En l’entendant, Perceval se leva de son fauteuil, pâle jusqu’aux lèvres. C’était la première fois que la jeune fille évoquait le terrible secret qu’elle partageait avec Marie de Hautefort, La Porte, et lui-même. Il comprit que le danger couru par Beaufort la bouleversait et l’épouvante le gagna en pensant qu’elle était capable de tout :
— Perdez-vous l’esprit, Sylvie ? Ce secret n’est pas le vôtre mais celui de l’État et vous n’avez pas le droit de vous en servir car il est de ceux qui tuent aussi sûrement que l’épée du bourreau.
— Que m’importe si c’est la seule façon de sauver François ?

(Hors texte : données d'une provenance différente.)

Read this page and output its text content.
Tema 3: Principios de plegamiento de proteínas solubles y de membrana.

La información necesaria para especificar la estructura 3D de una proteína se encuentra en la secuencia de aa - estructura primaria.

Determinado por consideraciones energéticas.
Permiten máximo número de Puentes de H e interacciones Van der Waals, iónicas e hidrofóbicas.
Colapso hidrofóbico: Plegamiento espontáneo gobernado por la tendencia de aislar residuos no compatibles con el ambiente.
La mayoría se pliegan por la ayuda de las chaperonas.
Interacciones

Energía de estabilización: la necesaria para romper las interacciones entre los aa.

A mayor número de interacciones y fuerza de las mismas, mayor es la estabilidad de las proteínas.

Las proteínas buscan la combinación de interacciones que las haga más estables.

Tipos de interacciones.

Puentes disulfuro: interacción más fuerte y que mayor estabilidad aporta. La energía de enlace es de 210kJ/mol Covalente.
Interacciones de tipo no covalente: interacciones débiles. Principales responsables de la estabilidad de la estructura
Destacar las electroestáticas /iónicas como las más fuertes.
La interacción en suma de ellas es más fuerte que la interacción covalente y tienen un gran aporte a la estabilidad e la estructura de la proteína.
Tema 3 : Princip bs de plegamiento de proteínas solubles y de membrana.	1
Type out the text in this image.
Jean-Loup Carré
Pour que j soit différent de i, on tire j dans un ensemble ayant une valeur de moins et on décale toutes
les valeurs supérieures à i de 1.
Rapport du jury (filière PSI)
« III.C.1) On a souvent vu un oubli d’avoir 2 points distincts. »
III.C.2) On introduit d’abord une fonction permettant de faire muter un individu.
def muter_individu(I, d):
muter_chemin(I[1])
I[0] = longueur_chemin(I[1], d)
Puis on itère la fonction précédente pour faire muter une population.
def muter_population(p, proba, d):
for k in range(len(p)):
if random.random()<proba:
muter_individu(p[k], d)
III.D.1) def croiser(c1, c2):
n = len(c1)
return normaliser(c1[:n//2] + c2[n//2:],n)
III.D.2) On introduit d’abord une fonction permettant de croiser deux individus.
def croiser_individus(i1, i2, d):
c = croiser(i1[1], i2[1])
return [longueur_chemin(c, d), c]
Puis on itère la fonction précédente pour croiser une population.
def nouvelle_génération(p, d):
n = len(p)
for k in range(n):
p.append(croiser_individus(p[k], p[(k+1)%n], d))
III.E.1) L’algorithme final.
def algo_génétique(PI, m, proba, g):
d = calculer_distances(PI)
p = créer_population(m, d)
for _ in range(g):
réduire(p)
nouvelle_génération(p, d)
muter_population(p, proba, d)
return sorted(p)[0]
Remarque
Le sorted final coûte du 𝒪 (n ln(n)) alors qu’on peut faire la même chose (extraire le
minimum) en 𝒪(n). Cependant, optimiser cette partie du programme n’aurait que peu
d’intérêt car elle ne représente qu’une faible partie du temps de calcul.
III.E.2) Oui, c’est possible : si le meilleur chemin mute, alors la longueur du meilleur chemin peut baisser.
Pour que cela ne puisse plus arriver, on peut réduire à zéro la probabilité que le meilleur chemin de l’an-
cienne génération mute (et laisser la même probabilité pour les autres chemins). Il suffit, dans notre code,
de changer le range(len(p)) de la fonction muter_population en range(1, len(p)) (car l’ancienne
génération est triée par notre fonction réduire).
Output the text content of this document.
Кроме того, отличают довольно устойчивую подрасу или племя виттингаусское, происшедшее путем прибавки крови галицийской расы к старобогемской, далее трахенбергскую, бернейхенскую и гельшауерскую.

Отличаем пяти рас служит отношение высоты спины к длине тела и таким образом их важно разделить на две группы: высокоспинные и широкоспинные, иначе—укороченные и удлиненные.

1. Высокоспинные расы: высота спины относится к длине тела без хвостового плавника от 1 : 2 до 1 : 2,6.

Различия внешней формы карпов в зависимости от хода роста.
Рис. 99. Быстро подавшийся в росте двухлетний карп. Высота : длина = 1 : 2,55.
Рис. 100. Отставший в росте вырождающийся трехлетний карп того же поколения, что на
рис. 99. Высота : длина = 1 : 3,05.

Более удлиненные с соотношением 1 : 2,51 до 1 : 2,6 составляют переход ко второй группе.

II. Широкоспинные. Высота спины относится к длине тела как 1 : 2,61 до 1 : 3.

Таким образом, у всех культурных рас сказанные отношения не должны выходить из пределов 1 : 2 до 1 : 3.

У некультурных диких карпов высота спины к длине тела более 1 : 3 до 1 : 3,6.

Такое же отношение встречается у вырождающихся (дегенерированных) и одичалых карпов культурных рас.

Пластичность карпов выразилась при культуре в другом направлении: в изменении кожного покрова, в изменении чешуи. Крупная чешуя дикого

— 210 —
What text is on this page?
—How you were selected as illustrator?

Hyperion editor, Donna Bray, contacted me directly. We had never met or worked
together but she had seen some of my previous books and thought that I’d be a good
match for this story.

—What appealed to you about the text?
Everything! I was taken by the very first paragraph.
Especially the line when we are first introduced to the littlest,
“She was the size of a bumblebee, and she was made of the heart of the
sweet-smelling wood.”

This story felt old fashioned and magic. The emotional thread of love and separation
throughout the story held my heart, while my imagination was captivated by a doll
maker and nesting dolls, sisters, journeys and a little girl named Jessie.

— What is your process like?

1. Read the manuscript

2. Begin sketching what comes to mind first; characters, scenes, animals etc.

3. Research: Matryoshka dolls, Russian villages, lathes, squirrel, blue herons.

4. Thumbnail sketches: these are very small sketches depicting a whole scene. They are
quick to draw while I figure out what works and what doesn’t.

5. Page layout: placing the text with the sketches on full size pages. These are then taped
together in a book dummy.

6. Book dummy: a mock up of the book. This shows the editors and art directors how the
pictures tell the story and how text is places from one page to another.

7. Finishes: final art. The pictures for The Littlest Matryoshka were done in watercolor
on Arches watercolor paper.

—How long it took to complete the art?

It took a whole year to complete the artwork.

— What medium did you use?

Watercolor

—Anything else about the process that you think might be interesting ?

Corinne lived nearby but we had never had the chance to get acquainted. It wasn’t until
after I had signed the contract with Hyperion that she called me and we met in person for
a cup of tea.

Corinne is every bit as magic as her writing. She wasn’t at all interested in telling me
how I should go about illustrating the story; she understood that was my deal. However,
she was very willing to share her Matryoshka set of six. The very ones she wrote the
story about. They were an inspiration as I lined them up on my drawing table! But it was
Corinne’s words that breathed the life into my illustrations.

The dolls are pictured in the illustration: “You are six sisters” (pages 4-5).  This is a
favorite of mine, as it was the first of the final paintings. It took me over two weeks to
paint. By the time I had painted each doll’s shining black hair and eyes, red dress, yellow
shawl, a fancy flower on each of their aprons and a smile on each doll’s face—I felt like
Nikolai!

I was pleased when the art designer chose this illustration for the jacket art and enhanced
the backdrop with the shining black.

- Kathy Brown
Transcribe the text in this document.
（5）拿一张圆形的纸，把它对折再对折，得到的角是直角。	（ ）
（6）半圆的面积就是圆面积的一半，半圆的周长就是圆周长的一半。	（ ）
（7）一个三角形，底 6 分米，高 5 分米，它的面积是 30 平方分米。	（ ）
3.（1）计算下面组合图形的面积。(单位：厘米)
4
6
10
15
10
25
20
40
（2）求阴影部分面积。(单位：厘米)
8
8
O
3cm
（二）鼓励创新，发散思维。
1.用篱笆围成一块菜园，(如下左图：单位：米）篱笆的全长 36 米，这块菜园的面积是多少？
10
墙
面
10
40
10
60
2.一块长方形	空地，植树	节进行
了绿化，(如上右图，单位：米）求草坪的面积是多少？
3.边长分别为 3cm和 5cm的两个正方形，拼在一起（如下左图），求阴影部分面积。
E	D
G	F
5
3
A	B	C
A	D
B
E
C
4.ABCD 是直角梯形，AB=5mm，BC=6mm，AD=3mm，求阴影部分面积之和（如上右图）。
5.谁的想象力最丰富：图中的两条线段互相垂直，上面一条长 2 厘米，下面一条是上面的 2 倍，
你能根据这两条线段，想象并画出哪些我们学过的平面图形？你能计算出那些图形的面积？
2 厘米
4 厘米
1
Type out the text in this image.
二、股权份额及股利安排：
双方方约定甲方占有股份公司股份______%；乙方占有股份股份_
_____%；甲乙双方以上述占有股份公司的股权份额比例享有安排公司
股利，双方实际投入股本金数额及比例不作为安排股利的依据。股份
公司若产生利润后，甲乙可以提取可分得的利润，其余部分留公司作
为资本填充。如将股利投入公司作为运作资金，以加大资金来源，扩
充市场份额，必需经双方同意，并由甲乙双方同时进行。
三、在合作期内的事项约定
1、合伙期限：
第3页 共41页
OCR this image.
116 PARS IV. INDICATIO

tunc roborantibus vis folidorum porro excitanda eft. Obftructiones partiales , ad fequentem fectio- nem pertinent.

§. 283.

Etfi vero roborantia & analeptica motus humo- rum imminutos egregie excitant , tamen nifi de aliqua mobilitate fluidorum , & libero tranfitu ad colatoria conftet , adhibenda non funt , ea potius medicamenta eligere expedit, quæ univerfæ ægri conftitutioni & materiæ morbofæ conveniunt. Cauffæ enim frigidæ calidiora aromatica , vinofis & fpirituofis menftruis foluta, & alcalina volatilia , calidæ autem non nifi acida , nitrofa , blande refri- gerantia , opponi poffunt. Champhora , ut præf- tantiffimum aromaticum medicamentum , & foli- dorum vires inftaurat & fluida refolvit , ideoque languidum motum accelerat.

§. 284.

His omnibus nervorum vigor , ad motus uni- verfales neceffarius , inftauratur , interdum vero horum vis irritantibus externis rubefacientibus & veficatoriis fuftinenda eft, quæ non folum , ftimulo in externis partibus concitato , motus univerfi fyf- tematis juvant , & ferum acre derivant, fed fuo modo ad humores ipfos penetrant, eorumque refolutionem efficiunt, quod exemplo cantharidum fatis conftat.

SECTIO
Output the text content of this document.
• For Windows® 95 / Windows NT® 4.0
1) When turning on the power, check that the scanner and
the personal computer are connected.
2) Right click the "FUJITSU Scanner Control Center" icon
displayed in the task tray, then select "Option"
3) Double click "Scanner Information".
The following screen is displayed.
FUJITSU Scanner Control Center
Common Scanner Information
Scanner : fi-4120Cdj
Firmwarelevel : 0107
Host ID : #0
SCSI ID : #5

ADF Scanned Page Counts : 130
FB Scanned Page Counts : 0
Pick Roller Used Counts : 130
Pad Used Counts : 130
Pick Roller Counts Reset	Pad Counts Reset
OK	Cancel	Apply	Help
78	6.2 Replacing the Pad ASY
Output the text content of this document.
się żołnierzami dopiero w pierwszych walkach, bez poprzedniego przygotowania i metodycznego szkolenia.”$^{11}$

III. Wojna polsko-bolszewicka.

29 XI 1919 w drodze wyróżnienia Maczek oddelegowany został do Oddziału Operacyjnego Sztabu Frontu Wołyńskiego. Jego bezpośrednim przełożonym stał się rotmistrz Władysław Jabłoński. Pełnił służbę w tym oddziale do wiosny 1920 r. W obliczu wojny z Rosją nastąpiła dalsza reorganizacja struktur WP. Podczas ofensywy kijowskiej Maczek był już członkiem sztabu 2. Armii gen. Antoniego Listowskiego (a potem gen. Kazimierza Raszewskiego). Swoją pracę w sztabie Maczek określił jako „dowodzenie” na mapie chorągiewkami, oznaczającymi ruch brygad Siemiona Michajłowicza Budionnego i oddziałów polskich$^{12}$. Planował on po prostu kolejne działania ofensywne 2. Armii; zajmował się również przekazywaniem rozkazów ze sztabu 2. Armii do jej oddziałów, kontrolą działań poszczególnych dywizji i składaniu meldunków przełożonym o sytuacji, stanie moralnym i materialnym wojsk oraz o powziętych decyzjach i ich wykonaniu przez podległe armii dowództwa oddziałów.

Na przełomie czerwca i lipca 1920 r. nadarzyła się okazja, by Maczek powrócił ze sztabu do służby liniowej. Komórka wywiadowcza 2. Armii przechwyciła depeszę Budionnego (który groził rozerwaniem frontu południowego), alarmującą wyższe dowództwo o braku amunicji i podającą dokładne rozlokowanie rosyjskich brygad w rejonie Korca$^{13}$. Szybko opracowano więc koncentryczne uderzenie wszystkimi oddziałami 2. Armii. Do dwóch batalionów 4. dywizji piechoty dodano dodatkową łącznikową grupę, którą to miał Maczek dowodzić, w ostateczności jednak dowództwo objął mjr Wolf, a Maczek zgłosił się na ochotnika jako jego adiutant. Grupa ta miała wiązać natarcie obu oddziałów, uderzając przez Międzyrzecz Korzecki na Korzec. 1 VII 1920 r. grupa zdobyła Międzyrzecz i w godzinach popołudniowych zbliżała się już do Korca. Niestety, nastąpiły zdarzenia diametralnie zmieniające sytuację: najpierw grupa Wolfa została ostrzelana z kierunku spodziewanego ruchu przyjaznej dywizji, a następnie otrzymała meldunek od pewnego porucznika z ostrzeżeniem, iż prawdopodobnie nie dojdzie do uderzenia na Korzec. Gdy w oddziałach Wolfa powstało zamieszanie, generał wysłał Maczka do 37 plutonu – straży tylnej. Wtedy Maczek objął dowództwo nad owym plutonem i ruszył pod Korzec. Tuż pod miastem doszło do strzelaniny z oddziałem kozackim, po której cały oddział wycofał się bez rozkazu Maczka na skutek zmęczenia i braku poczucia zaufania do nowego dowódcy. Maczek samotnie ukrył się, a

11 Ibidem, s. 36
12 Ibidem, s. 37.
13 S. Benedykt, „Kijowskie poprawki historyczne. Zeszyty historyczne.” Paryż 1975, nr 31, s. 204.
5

— Il n’a pas besoin de vous pour se sauver et je le connais assez pour vous assurer qu’il ne vous pardonnerait jamais car, ce faisant, vous signeriez notre arrêt de mort à tous, plus celui de Mlle de Hautefort, de quelques autres et peut-être même de la Reine ! D’ailleurs, là où il est, rien ne le menace, et vous vous couvririez de ridicule en allant plaider pour un homme qui à cette heure doit être en train de chasser le renard ou de faire danser les dames.
Jamais Perceval n’avait employé ce ton cinglant pour l’enfant qu’il aimait, mais sa dureté était à la mesure de son amour. Il souffrait de ce premier différend qui les dressait l’un contre l’autre.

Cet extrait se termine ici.